My interest in the intersections between anti-nuclear activism and gender – a somewhat niche meeting point of interests – led me to form connections with researchers outside Finland. In the late summer of 2025, as my three-year research project was drawing to a close, I invited a small group of historians from Sweden, Norway, and Iceland to Finland who also share an interest in gendered questions surrounding the history of pacifism. We spent two days in the atmospheric meeting rooms of the Finnish Literature Society discussing how best to establish a new research network focused on the gendered histories of peace activism in the Nordic countries. We set our aims high from the outset: we wanted to foster interdisciplinary dialogue and hoped that our research might also have an impact beyond academia. To help us think ambitiously, we invited a researcher from the Finnish think tank Demos Helsinki to help us conceptualise possible avenues for public engagement and identify novel ways to fund our plans. Most importantly, we were excited by the prospect of co-authoring genuinely transnational research, examining themes, events, and actors more coherently and completely by bringing together locally and nationally situated archival and oral history materials.

In early February of this year, I was among the group of researchers who gathered at the Swedish Labour Movement’s Archives and Library in Huddinge, just outside Stockholm, for an international workshop titled Gender, Class, and Peace in the Nordic Countries and Beyond in the 1980s. Funded by the Swedish Riksbankens Jubileumsfond Foundation, this workshop was our new network’s first tangible outcome. For two days we discussed the multiple ways in which class and gender shaped peace movements in the Nordics during the 1980s, as well as further afield. We presented research on a wealth of peace campaigns, the individuals behind these efforts, and the ways in which their activism was received by the media. We were delighted to notice that our analytical ideas often overlapped and our primary sources filled in missing pieces of the same puzzle, strengthening our desire to continue working together. 

Osa työpajan osallistujista Huddingessa, Ruotsissa.

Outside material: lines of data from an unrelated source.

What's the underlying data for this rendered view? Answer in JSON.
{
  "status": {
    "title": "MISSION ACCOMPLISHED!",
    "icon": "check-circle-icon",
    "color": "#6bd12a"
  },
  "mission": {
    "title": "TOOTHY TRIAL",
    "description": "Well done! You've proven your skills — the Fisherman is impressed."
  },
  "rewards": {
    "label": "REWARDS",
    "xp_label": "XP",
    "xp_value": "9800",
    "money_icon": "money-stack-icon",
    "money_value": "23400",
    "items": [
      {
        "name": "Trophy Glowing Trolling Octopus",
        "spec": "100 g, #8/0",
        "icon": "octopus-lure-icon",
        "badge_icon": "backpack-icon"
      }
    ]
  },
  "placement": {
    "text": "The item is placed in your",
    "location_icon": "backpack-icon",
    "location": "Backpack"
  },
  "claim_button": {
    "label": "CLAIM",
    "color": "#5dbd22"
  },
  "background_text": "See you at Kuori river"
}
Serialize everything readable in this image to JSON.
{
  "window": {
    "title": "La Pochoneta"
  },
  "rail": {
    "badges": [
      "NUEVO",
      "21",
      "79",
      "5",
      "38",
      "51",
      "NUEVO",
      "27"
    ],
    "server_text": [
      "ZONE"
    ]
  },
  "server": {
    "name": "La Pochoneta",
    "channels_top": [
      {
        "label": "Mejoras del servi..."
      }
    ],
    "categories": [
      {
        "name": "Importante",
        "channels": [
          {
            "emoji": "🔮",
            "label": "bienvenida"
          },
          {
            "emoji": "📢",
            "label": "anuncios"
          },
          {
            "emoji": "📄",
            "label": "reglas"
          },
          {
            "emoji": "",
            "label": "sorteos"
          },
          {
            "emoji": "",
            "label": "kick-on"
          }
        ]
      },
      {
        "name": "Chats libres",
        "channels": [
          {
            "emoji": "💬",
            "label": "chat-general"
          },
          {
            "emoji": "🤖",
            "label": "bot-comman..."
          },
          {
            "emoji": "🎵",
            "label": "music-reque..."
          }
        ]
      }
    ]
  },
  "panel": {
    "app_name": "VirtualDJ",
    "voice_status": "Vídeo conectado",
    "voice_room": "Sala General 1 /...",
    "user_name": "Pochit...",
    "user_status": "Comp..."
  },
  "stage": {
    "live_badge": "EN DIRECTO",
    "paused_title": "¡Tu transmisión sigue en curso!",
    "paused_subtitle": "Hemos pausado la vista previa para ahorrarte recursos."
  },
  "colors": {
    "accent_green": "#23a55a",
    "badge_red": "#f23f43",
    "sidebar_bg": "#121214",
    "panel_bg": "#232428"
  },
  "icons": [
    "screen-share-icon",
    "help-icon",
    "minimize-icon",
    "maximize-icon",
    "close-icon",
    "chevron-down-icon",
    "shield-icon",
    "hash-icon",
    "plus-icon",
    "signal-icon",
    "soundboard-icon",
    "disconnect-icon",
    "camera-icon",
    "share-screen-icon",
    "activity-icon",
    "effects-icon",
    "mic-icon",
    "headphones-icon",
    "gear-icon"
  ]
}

Some of the workshop’s participants after a fruitful two days of discussing gender, class and peace. 

So, what comes next? I am confident when I say that our network’s story has only just begun. We have already planned and secured funding for our next workshop, which will take place in Norway later this year. We are eager to put our collaborative aspirations into practice and begin collating and co-authoring research that will illuminate the many ways in which Nordic activists have sought to work for peace both in recent history and today. 

I have moreover learned that we cannot look to history for instantaneous solutions to our current problems – I realised this when talking to my relatives during the pandemic – but we can find sparks of connection and inspiration that might carry us through difficult times.